On peut sans réserve affirmer que la dissuasion est une question de perception et que, la plupart du temps, elle se fonde sur la menace d’utiliser la force (et non sur son utilisation réelle). Elle s’attaque à la détermination de l’adversaire qui entend déclencher les hostilités, et non à sa capacité de combat. Pour être jugée efficace, la dissuasion doit inciter l’ennemi à renoncer à une action qu’il comptait entreprendre. Ce dernier doit croire que la force de dissuasion est non seulement susceptible d’infliger à ses ressources militaires ou à son pays des dommages insoutenables, mais qu’elle est prête à mettre sa menace à exécution. Il faut souligner que la dissuasion basée sur une menace perçue (mais non réelle) peut être totalement efficace, alors qu’une menace réelle, dont l’ennemi n’est pas conscient, n’a absolument aucun effet dissuasif.

Les forces de maintien de la paix, les forces de stabilisation, les forces et les groupes aéronavals sont des exemples de missions ou de capacités militaires qui servent à dissuader un adversaire envisageant une agression, ou à le contraindre (force de coercition) en cas de déclenchement des hostilités. Parfois qualifiées de présence militaire coercitive[5], ces forces ont la capacité et la mission d’accroître l’intensité de leurs interventions en cas d’agression, jusqu’à employer la force, et elles disposent de méthodes précises pour ce faire. Même un personnel désarmé et des technologies d’observation propres à déceler les actions de l’adversaire et à les signaler auront un effet dissuasif, si les renseignements communiqués peuvent nuire à la réputation ou aux efforts du pays adversaire et entraîner des réactions politiques, diplomatiques et militaires défavorables à son endroit.
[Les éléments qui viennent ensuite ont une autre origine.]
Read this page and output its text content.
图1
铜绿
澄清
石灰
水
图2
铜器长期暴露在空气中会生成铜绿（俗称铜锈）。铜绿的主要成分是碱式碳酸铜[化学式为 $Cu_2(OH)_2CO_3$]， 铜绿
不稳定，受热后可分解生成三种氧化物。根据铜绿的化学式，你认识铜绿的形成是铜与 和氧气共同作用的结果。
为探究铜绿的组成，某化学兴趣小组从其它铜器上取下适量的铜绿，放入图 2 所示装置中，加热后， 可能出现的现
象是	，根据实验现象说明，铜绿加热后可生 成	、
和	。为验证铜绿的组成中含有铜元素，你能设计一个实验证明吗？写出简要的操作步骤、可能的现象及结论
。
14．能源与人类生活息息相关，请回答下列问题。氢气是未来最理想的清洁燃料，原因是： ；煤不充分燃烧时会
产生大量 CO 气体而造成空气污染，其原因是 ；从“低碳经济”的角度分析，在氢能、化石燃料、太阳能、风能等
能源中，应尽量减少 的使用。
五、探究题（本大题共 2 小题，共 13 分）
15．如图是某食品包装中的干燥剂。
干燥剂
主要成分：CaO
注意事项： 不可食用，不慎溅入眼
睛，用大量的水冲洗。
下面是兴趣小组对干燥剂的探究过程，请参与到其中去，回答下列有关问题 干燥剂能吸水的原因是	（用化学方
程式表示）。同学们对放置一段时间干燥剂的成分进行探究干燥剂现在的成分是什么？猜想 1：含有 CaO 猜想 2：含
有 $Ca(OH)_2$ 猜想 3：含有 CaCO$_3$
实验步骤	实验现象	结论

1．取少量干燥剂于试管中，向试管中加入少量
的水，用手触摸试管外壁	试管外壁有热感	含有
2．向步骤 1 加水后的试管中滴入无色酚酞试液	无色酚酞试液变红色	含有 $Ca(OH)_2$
La portée de la contrainte, qui peut s’exercer par l’emploi ou par la menace de l’emploi de la force, se situera entre influencer légèrement la volonté de l’adversaire et lui retirer physiquement les moyens dont il dispose pour réaliser ses objectifs et résister à la coercition, en l’isolant, en le capturant et/ou en détruisant ses forces. Prendre, tenir et contrôler le pays de l’adversaire sont les moyens par excellence pour forcer un ennemi à agir conformément à ses exigences. La contrainte revêt donc un éventail de formes : des stratégies visant à ébranler la volonté de l’ennemi jusqu’aux stratégies cherchant à anéantir sa capacité de réaliser ses objectifs et de résister à la volonté de l’auteur de la coercition.
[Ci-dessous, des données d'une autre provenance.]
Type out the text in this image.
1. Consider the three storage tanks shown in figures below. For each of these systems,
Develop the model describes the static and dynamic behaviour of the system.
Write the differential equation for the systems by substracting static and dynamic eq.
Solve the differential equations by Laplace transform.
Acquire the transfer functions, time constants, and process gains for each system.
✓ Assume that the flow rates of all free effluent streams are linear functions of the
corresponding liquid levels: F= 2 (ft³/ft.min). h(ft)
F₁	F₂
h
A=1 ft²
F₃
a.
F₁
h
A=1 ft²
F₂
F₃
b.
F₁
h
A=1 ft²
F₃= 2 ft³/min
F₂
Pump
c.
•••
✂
Trois stratégies peuvent décrire la gamme de moyens de contrainte (voir la figure 1 ci-dessous) : punition, interdiction et anéantissement. Dans les campagnes militaires, il est possible d’employer des axes d’intervention qui font appel à plus d’un de ces types de contrainte, et il est probable que des éléments des trois seront utilisés.
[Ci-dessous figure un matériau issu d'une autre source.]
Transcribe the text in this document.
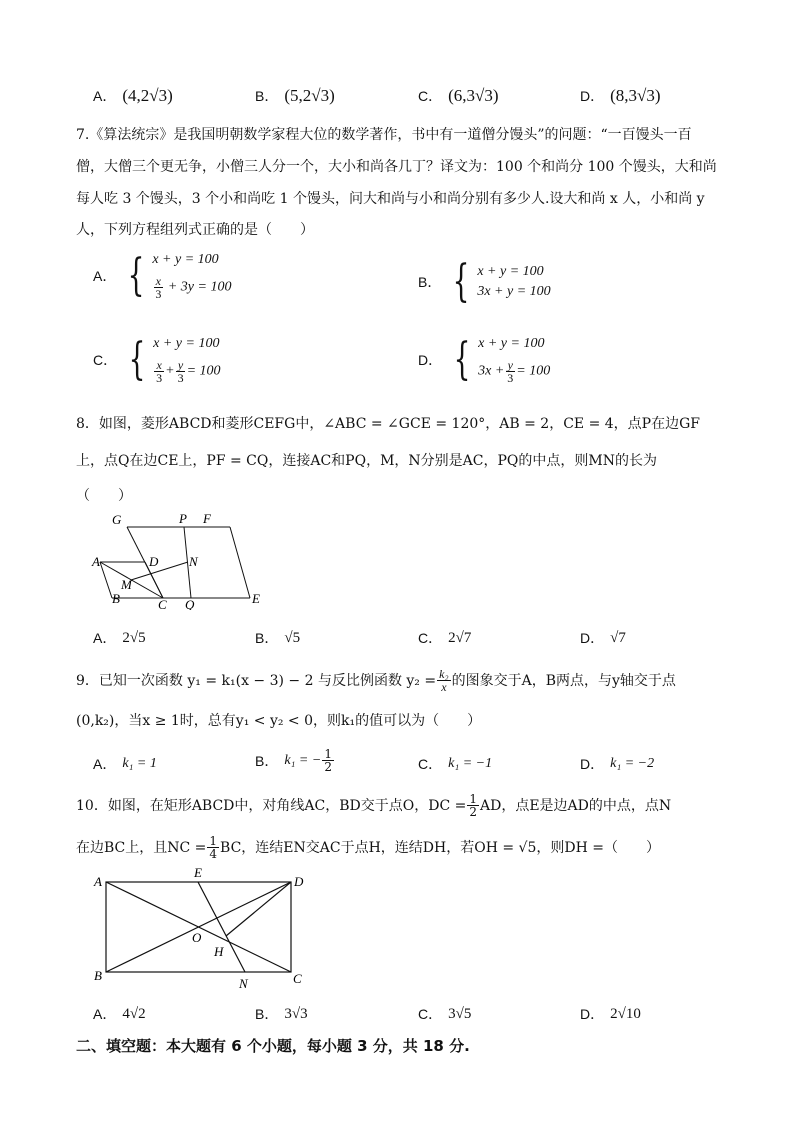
A． (4,2√3)	B． (5,2√3)	C． (6,3√3)	D． (8,3√3)
7.《算法统宗》是我国明朝数学家程大位的数学著作，书中有一道僧分馒头”的问题：“一百馒头一百
僧，大僧三个更无争，小僧三人分一个，大小和尚各几丁？译文为：100 个和尚分 100 个馒头，大和尚
每人吃 3 个馒头，3 个小和尚吃 1 个馒头，问大和尚与小和尚分别有多少人.设大和尚 x 人，小和尚 y
人，下列方程组列式正确的是（　　）
A． { x + y = 100
$\frac{x}{3} + 3y = 100$	B． { x + y = 100
3x + y = 100
C． { x + y = 100
$\frac{x}{3} + \frac{y}{3} = 100$
D． { x + y = 100
$3x + \frac{y}{3} = 100$
8．如图，菱形ABCD和菱形CEFG中，∠ABC = ∠GCE = 120°，AB = 2，CE = 4，点P在边GF
上，点Q在边CE上，PF = CQ，连接AC和PQ，M，N分别是AC，PQ的中点，则MN的长为
（　　）
G	P F
A	D N
M
B	C Q	E
A． 2√5	B． √5	C． 2√7	D． √7
9．已知一次函数 y₁ = k₁(x − 3) − 2 与反比例函数 $y_2 = \frac{\text{k₂}}{x}$ 的图象交于A，B两点，与y轴交于点
(0,k₂)，当x ≥ 1时，总有y₁ < y₂ < 0，则k₁的值可以为（　　）
A． k₁ = 1	B． k₁ = − $\frac{1}{2}$	C． k₁ = −1	D． k₁ = −2
10．如图，在矩形ABCD中，对角线AC，BD交于点O，DC = $\frac{1}{2}$ AD，点E是边AD的中点，点N
在边BC上，且NC = $\frac{1}{4}$ BC，连结EN交AC于点H，连结DH，若OH = √5，则DH =（　　）
A
E
D
O
H
B
N	C
A． 4√2	B． 3√3	C． 3√5	D． 2√10
二、填空题：本大题有 6 个小题，每小题 3 分，共 18 分.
Figure 1. Gamme de moyens de contrainte

Les stratégies d’anéantissement cherchent à détruire la volonté de l’adversaire à poursuivre les combats ou à agir d’une certaine façon. Elles ont pour but d’accroître les coûts de la résistance ou du non-respect de la volonté de l’auteur de la coercition, et elles peuvent être dirigées contre tout ce à quoi tient l’ennemi, notamment ses forces militaires, sa prospérité économique, ses infrastructures nationales ou son influence sur la scène internationale. Même si les premiers théoriciens de la puissance aérienne, comme Douhet, étaient d’avis que les populations civiles ennemies constituaient des cibles valables des bombardements aériens, l’histoire ne compte pas beaucoup d’exemples prouvant que le bombardement de civils a permis de miner la volonté d’un pays ennemi de se battre et, depuis la fin de la Seconde Guerre mondiale, c’est une stratégie qui ne se justifie plus sur les plans juridique, éthique ou moral. La coercition par la punition est censée inspirer la peur des souffrances à venir au sein du principal appareil décisionnel de l’ennemi.

Les stratégies d’interdiction visent à effriter la résolution et la capacité de l’adversaire d’atteindre ses objectifs. L’objet de ces stratégies est de réduire la probabilité que l’adversaire parvienne à atteindre ses objectifs prévus et à résister aux efforts de la force de coercition. Si l’adversaire recourt surtout à ses forces militaires pour parvenir à ses fins, l’interdiction consiste le plus souvent à attaquer ces forces ainsi que les moyens utilisés pour les mettre sur pied, les transporter et les soutenir[6]. Les stratégies d’interdiction sont conçues pour briser la volonté de l’ennemi en faisant naître un sentiment de désespoir attribuable à la perte physique ou à la dégradation des principaux moyens qui lui auraient permis de poursuivre ses buts.

Les stratégies d’anéantissement sont simples d’un point de vue théorique, mais leurs coûts peuvent s’avérer extrêmement élevés, tant pour l’adversaire que pour l’auteur de la coercition. Elles visent à détruire les capacités de l’ennemi. Alors que la perte de la capacité par sa destruction entraîne des effets psychologiques, l’anéantissement a pour objet d’éliminer les options dont dispose l’adversaire, et de lui retirer ainsi tout moyen de résister, le laissant sans autre choix que de capituler.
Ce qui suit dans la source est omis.